Sure, he gives stingy grades like F+, is uncompromisingly prickly and calls his students things like “snarling Visigoths” in his amusingly embellished figure of speech full of insults and outdated language—one of the many low-key delights of David Hemingson’s script. But it isn’t exactly his doing that several kids who can’t go home for the holidays are held over at the academy under his supervision.
This unwelcome winter break gig is a punishment of sorts for Hunham—if you fail the wrong kid whose last name decorates the gymnasium at such a wealth-driven institution of privileged boys and entitled parents, there are consequences. And Hunham knows it well too, as we learn later, having butted heads against one of those moneyed brats he detests back when he was a student at Harvard.
Still, he can’t help but rightfully agitate the rich, earning himself a penalty that unites Hunham with his class’s brilliant problem pupil, Angus Tully (Dominic Sessa, making his film debut).
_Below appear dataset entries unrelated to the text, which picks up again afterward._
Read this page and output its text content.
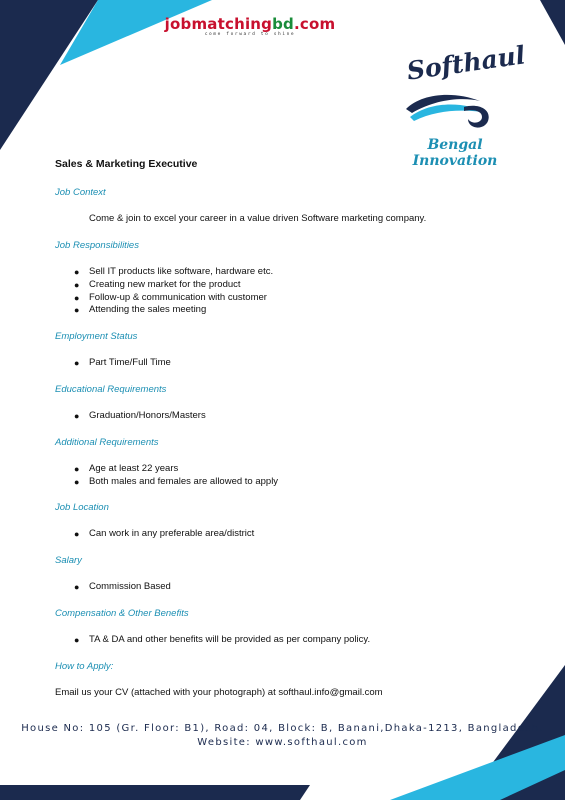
jobmatchingbd.com
come forward to shine
Softhaul
Bengal Innovation
Sales & Marketing Executive
Job Context
Come & join to excel your career in a value driven Software marketing company.
Job Responsibilities
● Sell IT products like software, hardware etc.
● Creating new market for the product
● Follow-up & communication with customer
● Attending the sales meeting
Employment Status
● Part Time/Full Time
Educational Requirements
● Graduation/Honors/Masters
Additional Requirements
● Age at least 22 years
● Both males and females are allowed to apply
Job Location
● Can work in any preferable area/district
Salary
● Commission Based
Compensation & Other Benefits
● TA & DA and other benefits will be provided as per company policy.
How to Apply:
Email us your CV (attached with your photograph) at softhaul.info@gmail.com
House No: 105 (Gr. Floor: B1), Road: 04, Block: B, Banani,Dhaka-1213, Bangladesh.
Website: www.softhaul.com
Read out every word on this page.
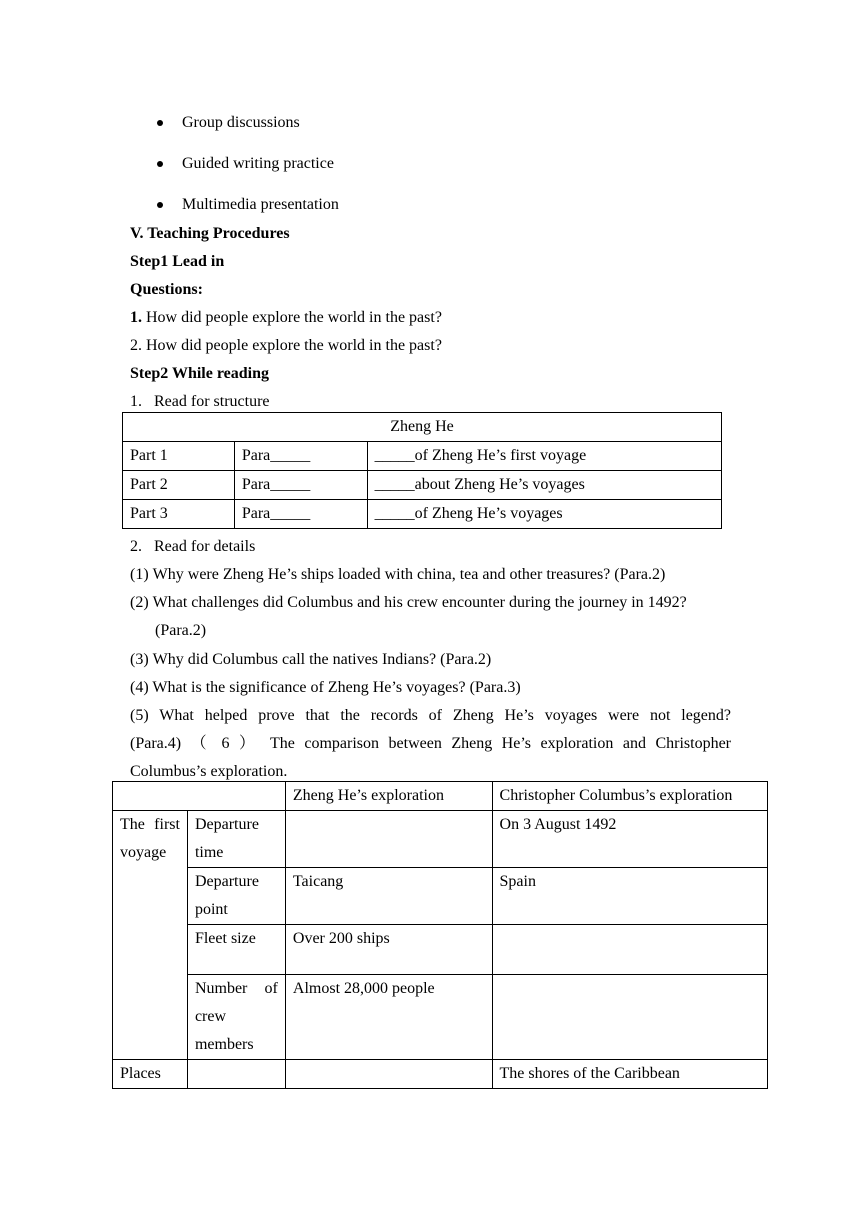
Group discussions
Guided writing practice
Multimedia presentation
V. Teaching Procedures
Step1 Lead in
Questions:
1. How did people explore the world in the past?
2. How did people explore the world in the past?
Step2 While reading
1.   Read for structure
Zheng He		
Part 1	Para_____	_____of Zheng He’s first voyage
Part 2	Para_____	_____about Zheng He’s voyages
Part 3	Para_____	_____of Zheng He’s voyages
2.   Read for details
(1) Why were Zheng He’s ships loaded with china, tea and other treasures? (Para.2)
(2) What challenges did Columbus and his crew encounter during the journey in 1492?
(Para.2)
(3) Why did Columbus call the natives Indians? (Para.2)
(4) What is the significance of Zheng He’s voyages? (Para.3)
(5) What helped prove that the records of Zheng He’s voyages were not legend?
(Para.4) （ 6 ） The comparison between Zheng He’s exploration and Christopher
Columbus’s exploration.
		Zheng He’s exploration	Christopher Columbus’s exploration
The first voyage	Departure time		On 3 August 1492
	Departure point	Taicang	Spain
	Fleet size	Over 200 ships	
	Number of crew members	Almost 28,000 people	
Places			The shores of the Caribbean
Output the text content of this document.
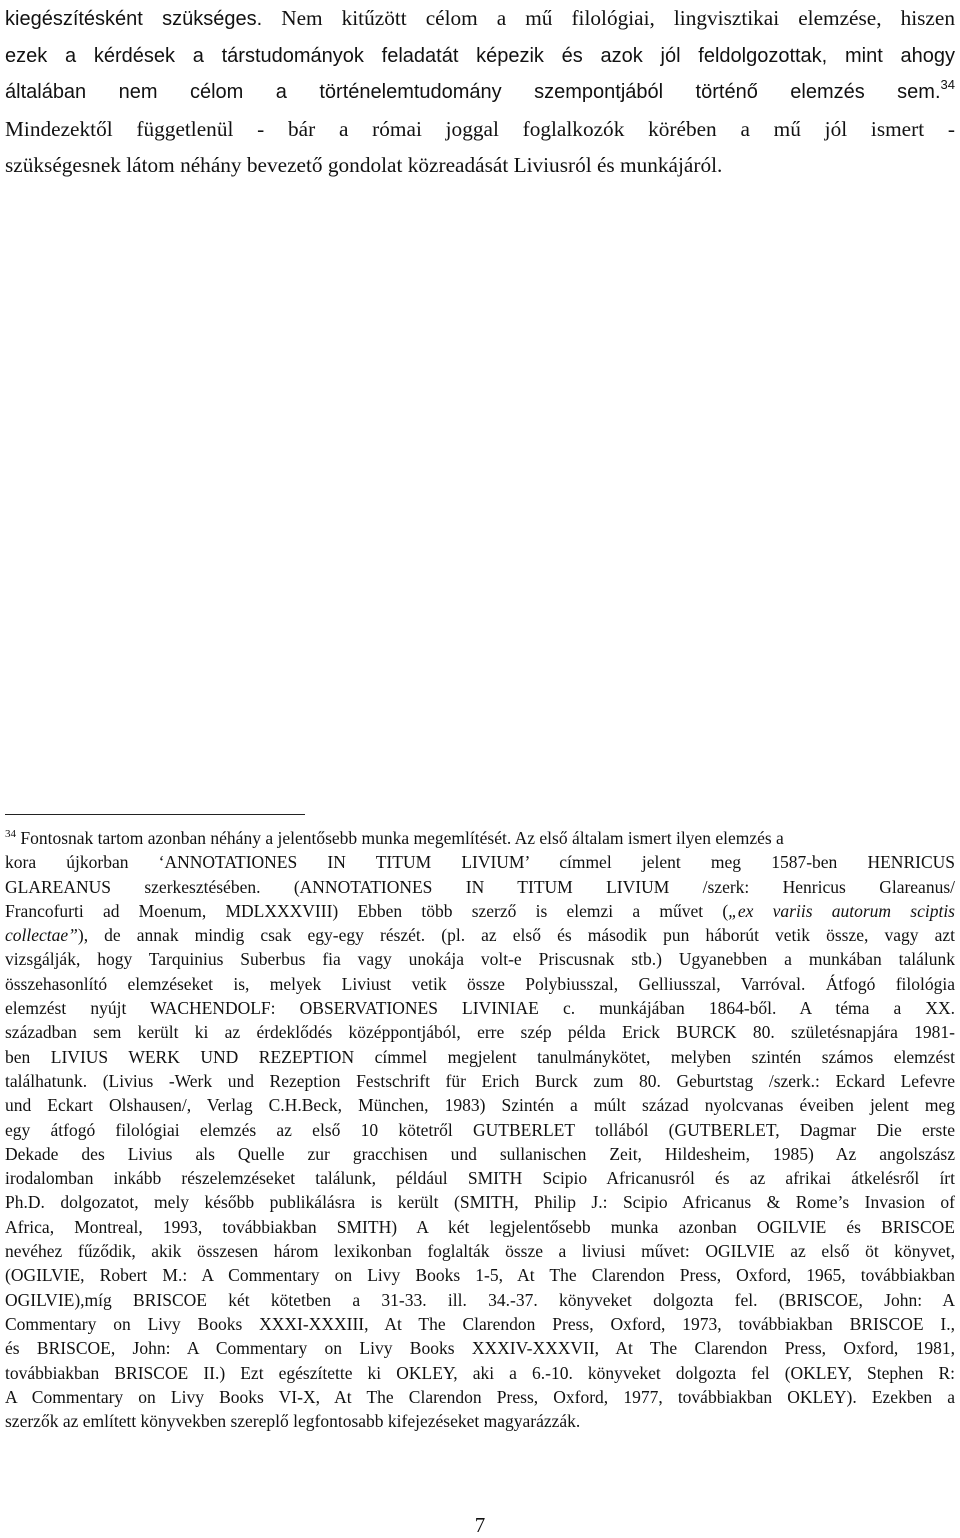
kiegészítésként szükséges. Nem kitűzött célom a mű filológiai, lingvisztikai elemzése, hiszen
ezek a kérdések a társtudományok feladatát képezik és azok jól feldolgozottak, mint ahogy
általában nem célom a történelemtudomány szempontjából történő elemzés sem.$^{34}$
Mindezektől függetlenül - bár a római joggal foglalkozók körében a mű jól ismert -
szükségesnek látom néhány bevezető gondolat közreadását Liviusról és munkájáról.
$^{34}$ Fontosnak tartom azonban néhány a jelentősebb munka megemlítését. Az első általam ismert ilyen elemzés a
kora újkorban ‘ANNOTATIONES IN TITUM LIVIUM’ címmel jelent meg 1587-ben HENRICUS
GLAREANUS szerkesztésében. (ANNOTATIONES IN TITUM LIVIUM /szerk: Henricus Glareanus/
Francofurti ad Moenum, MDLXXXVIII) Ebben több szerző is elemzi a művet („ex variis autorum sciptis
collectae”), de annak mindig csak egy-egy részét. (pl. az első és második pun háborút vetik össze, vagy azt
vizsgálják, hogy Tarquinius Suberbus fia vagy unokája volt-e Priscusnak stb.) Ugyanebben a munkában találunk
összehasonlító elemzéseket is, melyek Liviust vetik össze Polybiusszal, Gelliusszal, Varróval. Átfogó filológia
elemzést nyújt WACHENDOLF: OBSERVATIONES LIVINIAE c. munkájában 1864-ből. A téma a XX.
században sem került ki az érdeklődés középpontjából, erre szép példa Erick BURCK 80. születésnapjára 1981-
ben LIVIUS WERK UND REZEPTION címmel megjelent tanulmánykötet, melyben szintén számos elemzést
találhatunk. (Livius -Werk und Rezeption Festschrift für Erich Burck zum 80. Geburtstag /szerk.: Eckard Lefevre
und Eckart Olshausen/, Verlag C.H.Beck, München, 1983) Szintén a múlt század nyolcvanas éveiben jelent meg
egy átfogó filológiai elemzés az első 10 kötetről GUTBERLET tollából (GUTBERLET, Dagmar Die erste
Dekade des Livius als Quelle zur gracchisen und sullanischen Zeit, Hildesheim, 1985) Az angolszász
irodalomban inkább részelemzéseket találunk, például SMITH Scipio Africanusról és az afrikai átkelésről írt
Ph.D. dolgozatot, mely később publikálásra is került (SMITH, Philip J.: Scipio Africanus & Rome’s Invasion of
Africa, Montreal, 1993, továbbiakban SMITH) A két legjelentősebb munka azonban OGILVIE és BRISCOE
nevéhez fűződik, akik összesen három lexikonban foglalták össze a liviusi művet: OGILVIE az első öt könyvet,
(OGILVIE, Robert M.: A Commentary on Livy Books 1-5, At The Clarendon Press, Oxford, 1965, továbbiakban
OGILVIE),míg BRISCOE két kötetben a 31-33. ill. 34.-37. könyveket dolgozta fel. (BRISCOE, John: A
Commentary on Livy Books XXXI-XXXIII, At The Clarendon Press, Oxford, 1973, továbbiakban BRISCOE I.,
és BRISCOE, John: A Commentary on Livy Books XXXIV-XXXVII, At The Clarendon Press, Oxford, 1981,
továbbiakban BRISCOE II.) Ezt egészítette ki OKLEY, aki a 6.-10. könyveket dolgozta fel (OKLEY, Stephen R:
A Commentary on Livy Books VI-X, At The Clarendon Press, Oxford, 1977, továbbiakban OKLEY). Ezekben a
szerzők az említett könyvekben szereplő legfontosabb kifejezéseket magyarázzák.
7
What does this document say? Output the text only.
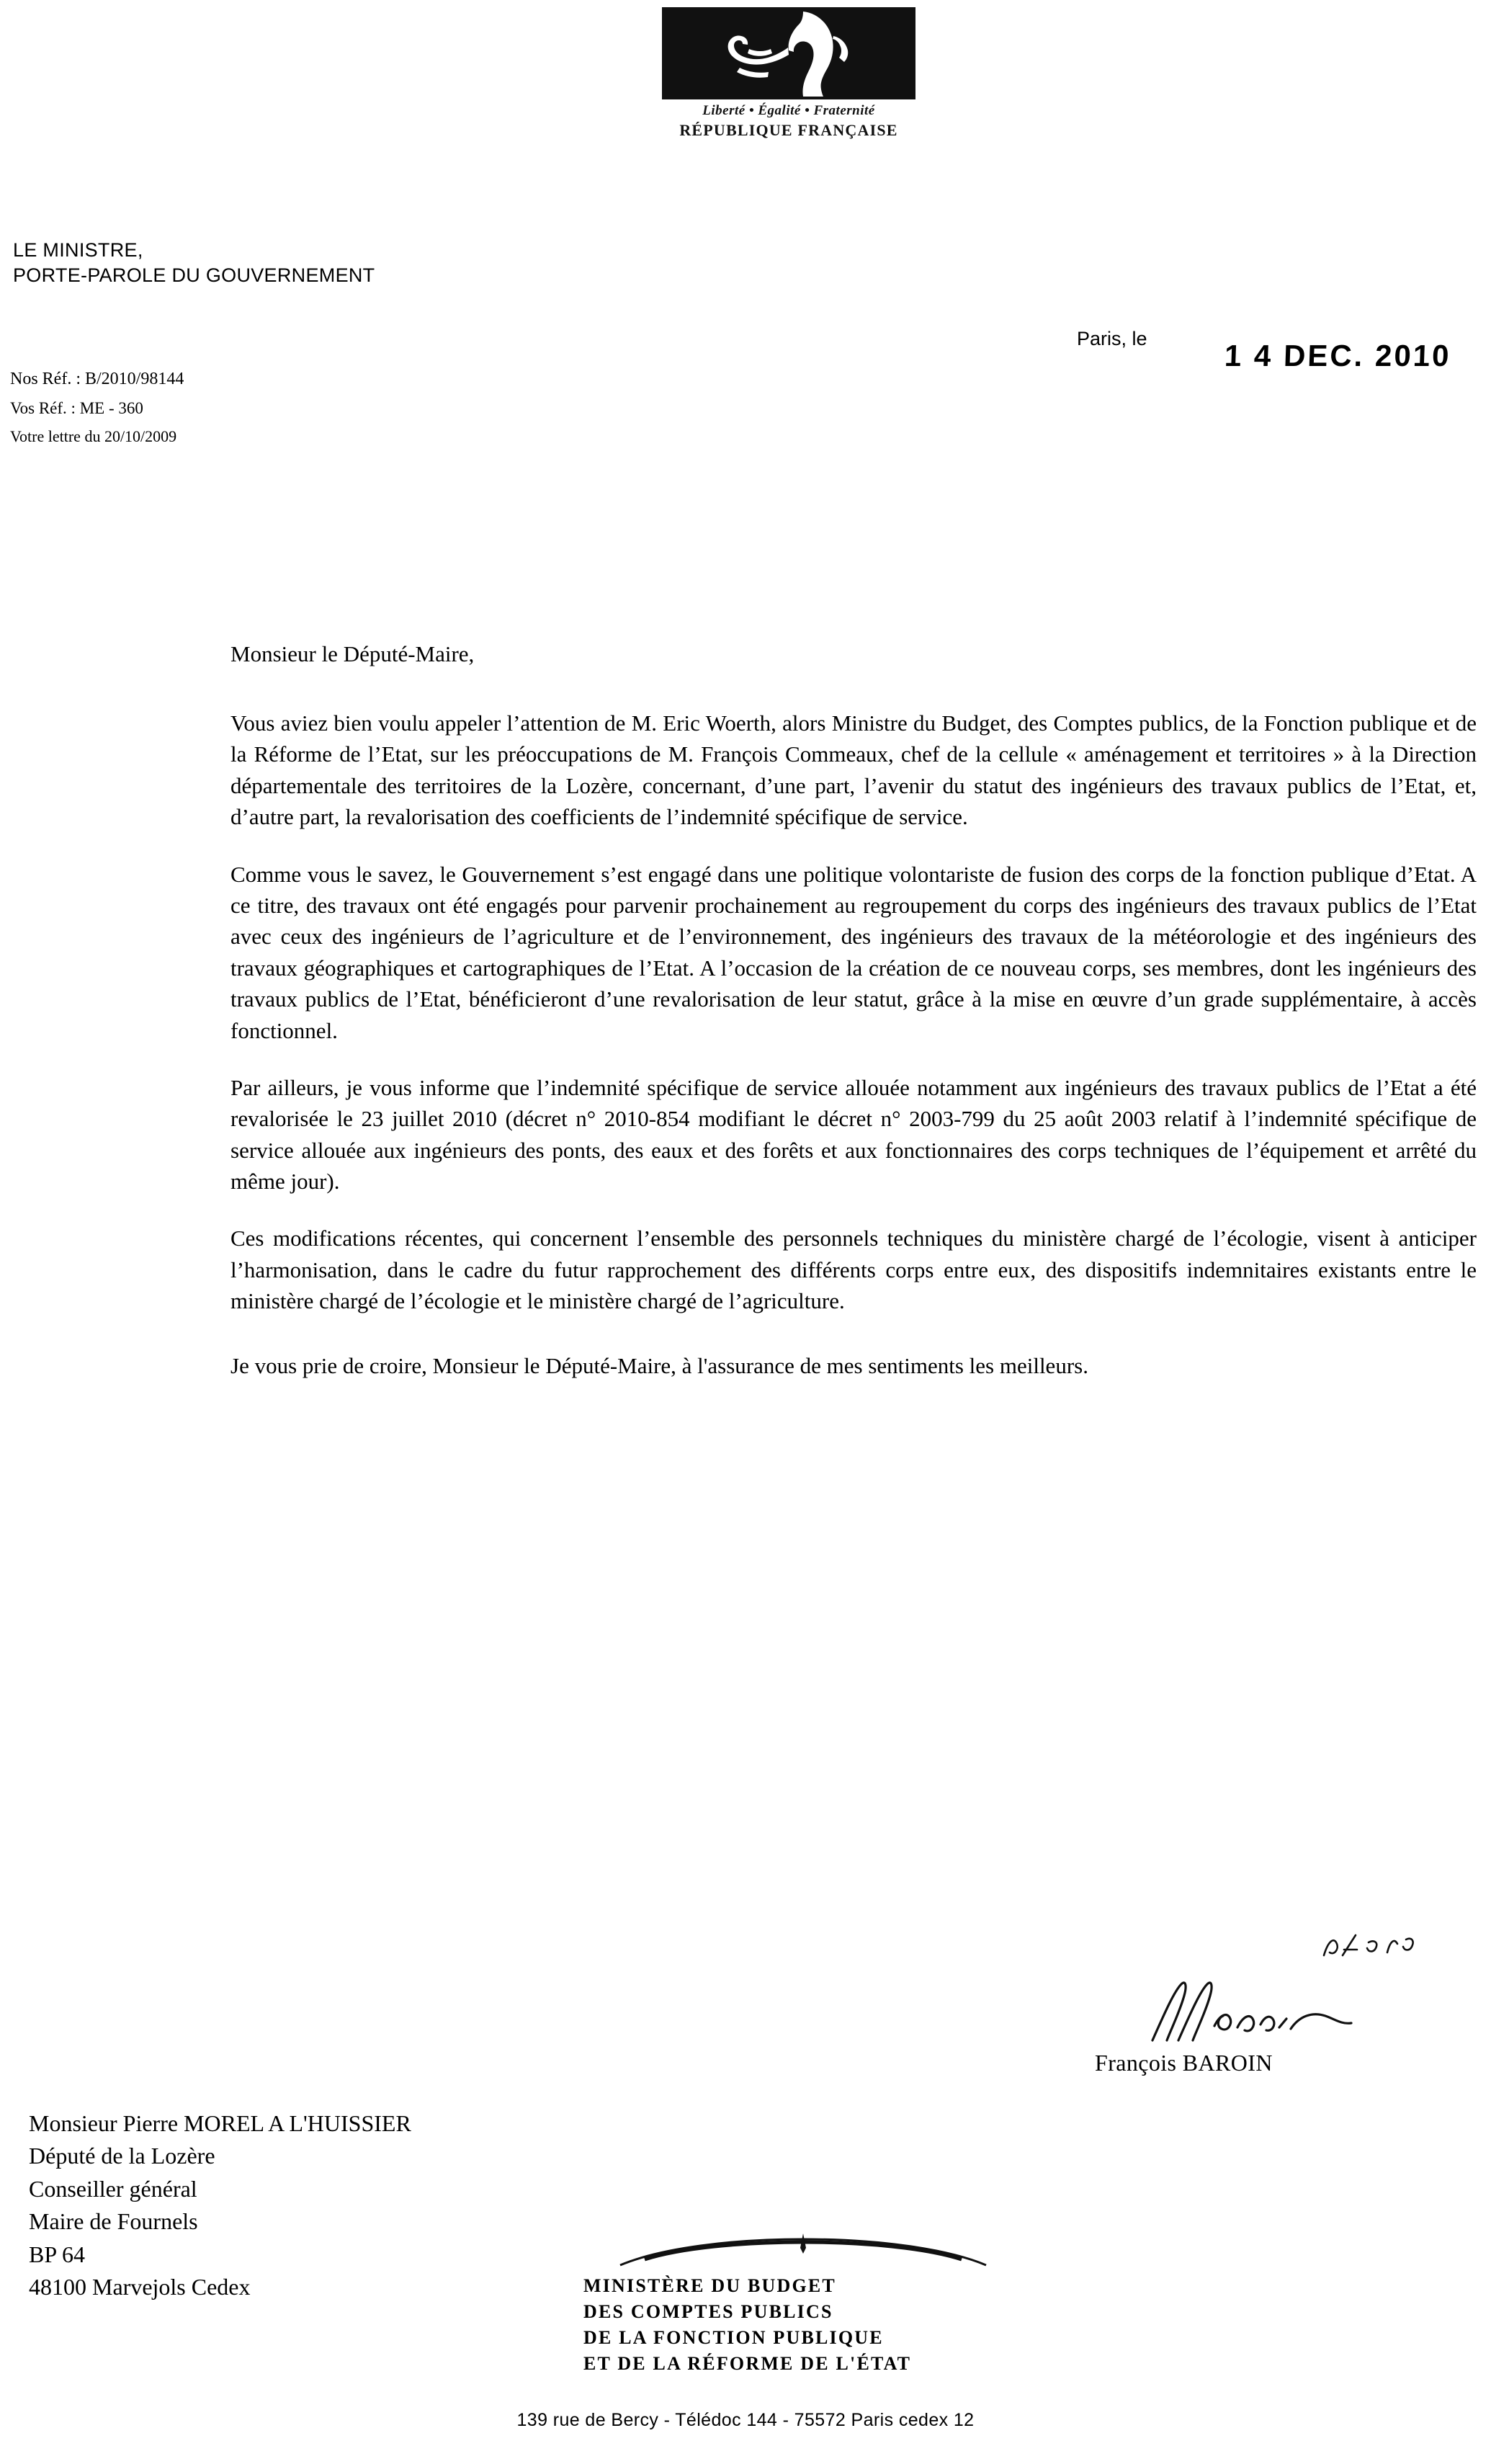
Liberté • Égalité • Fraternité
RÉPUBLIQUE FRANÇAISE
LE MINISTRE,
PORTE-PAROLE DU GOUVERNEMENT
Nos Réf. : B/2010/98144
Vos Réf. : ME - 360
Votre lettre du 20/10/2009
Paris, le	1 4 DEC. 2010
Monsieur le Député-Maire,
Vous aviez bien voulu appeler l’attention de M. Eric Woerth, alors Ministre du Budget, des Comptes publics, de la Fonction publique et de la Réforme de l’Etat, sur les préoccupations de M. François Commeaux, chef de la cellule « aménagement et territoires » à la Direction départementale des territoires de la Lozère, concernant, d’une part, l’avenir du statut des ingénieurs des travaux publics de l’Etat, et, d’autre part, la revalorisation des coefficients de l’indemnité spécifique de service.
Comme vous le savez, le Gouvernement s’est engagé dans une politique volontariste de fusion des corps de la fonction publique d’Etat. A ce titre, des travaux ont été engagés pour parvenir prochainement au regroupement du corps des ingénieurs des travaux publics de l’Etat avec ceux des ingénieurs de l’agriculture et de l’environnement, des ingénieurs des travaux de la météorologie et des ingénieurs des travaux géographiques et cartographiques de l’Etat. A l’occasion de la création de ce nouveau corps, ses membres, dont les ingénieurs des travaux publics de l’Etat, bénéficieront d’une revalorisation de leur statut, grâce à la mise en œuvre d’un grade supplémentaire, à accès fonctionnel.
Par ailleurs, je vous informe que l’indemnité spécifique de service allouée notamment aux ingénieurs des travaux publics de l’Etat a été revalorisée le 23 juillet 2010 (décret n° 2010-854 modifiant le décret n° 2003-799 du 25 août 2003 relatif à l’indemnité spécifique de service allouée aux ingénieurs des ponts, des eaux et des forêts et aux fonctionnaires des corps techniques de l’équipement et arrêté du même jour).
Ces modifications récentes, qui concernent l’ensemble des personnels techniques du ministère chargé de l’écologie, visent à anticiper l’harmonisation, dans le cadre du futur rapprochement des différents corps entre eux, des dispositifs indemnitaires existants entre le ministère chargé de l’écologie et le ministère chargé de l’agriculture.
Je vous prie de croire, Monsieur le Député-Maire, à l'assurance de mes sentiments les meilleurs.
François BAROIN
Monsieur Pierre MOREL A L'HUISSIER
Député de la Lozère
Conseiller général
Maire de Fournels
BP 64
48100 Marvejols Cedex	MINISTÈRE DU BUDGET
DES COMPTES PUBLICS
DE LA FONCTION PUBLIQUE
ET DE LA RÉFORME DE L'ÉTAT
139 rue de Bercy - Télédoc 144 - 75572 Paris cedex 12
Apart from the school’s grieving cook Mary Lamb, played by a stirring Da’Vine Joy Randolph (easily the best thing about the movie), Angus is the only student left on campus once the rest of the holdovers depart, thanks to a parent’s charitable act.
Reuniting with Payne nearly two decades after the splendid wine country road-trip “Sideways,” Giamatti plays the irritable Hunham with notes akin to a little bit of Miles (his “Sideways” misanthrope) and a little bit of Colonel Frank Slade, played by Al Pacino in “The Scent of a Woman.” That latter film is especially crucial to mention as Payne’s “The Holdovers” feels like a warm and loving nod to an era in the ‘80s and ‘90s where inspirational academia-themed movies like “Dead Poets Society” and “With Honors” were numerous and most welcome.
While one could be tempted to be cynical about the formulaic and corny nature of this retired brand of film, most of us can also fondly recall at least one from whatever era that we came of age that meant a great deal to our younger selves.
In a way, Payne gifts today’s young adults with their own “inspiring teacher” film with “The Holdovers,” his first movie in six years after the shaky “Downsizing,” marked by a signature keenness of observing idiosyncratic everyday people in bittersweet situations. Its throwback nature is echoed in the style of the filmmaking, too. True to its period, Payne’s film—cozily shot by cinematographer Eigil Bryld—has an earthy and grainy ‘70s quality, like it was recently discovered in a safe not opened since the year of “Harold and Maude.”
It’s a pleasantly inviting picture in that sense (one that earns its vintage film logos at the start), like a plush sweater you might slip into on a cold night before pouring yourself a hot cup of cocoa or a glass of bourbon. It’s all moodily warm interiors and dreamily white, nostalgic New England outdoors, a visual palette that makes the whole production look like a melancholic snow globe one would want to live inside.
The story itself, about three broken misfits lifting each other up, is as predictable as they come, but wistful and heartwarming and without a shred of cynicism despite its cynical personalities. All rough and tough on the outside, both Mr. Hunham and Mr. Tully—theirs is the kind of affluent and cordial school that necessitates the use of Mr.—gradually soften their edges shaped by shades of depression and misfortune, understanding each other as human beings. A heavy-handed and over-gesturing performer at first, Sessa settles into his role almost in real time, relaxing into his character’s beats as the story progresses, revealing the devastating nature of his familial problems.
Mary receives the film’s most moving arc. Having lost her son, a graduate of the very school she works at, to the Vietnam war, she’s a quietly suffering woman on the inside, always a little headstrong, but a little broken, too. As grief takes its toll on her, Randolph brilliantly adapts to the subtle changes in her character’s visceral world, poignantly reflecting the haunting on-and-off grip grief has on human beings. To his credit, Hemingson writes her with specificity and enough breathing room—thankfully, she is not a wise-cracking third-wheel to the two men’s storylines. In “The Holdovers,” she is a holdover herself, with demons of her own to battle against.
There is often a lovely rhythm amid these characters for whom it’s not the most wonderful time of the year. There are stolen moments across TV rooms, restaurants, diners, a last-minute holiday party, a trip to Boston and a familial dinner at the school’s dining hall, under the shadow of a hilariously sad and crooked Christmas tree as oddball as the trio it’s supposed to comfort.
The film is also filled with memorable side characters, the loveliest of them played by Carrie Preston as a sunshiny admin. Although it might promptly be added to your holiday movie rotation as a new staple, “The Holdovers” doesn’t exactly feel like a new classic—it feels too familiar for that. Still, it does something tried-and-true so well and affectionally.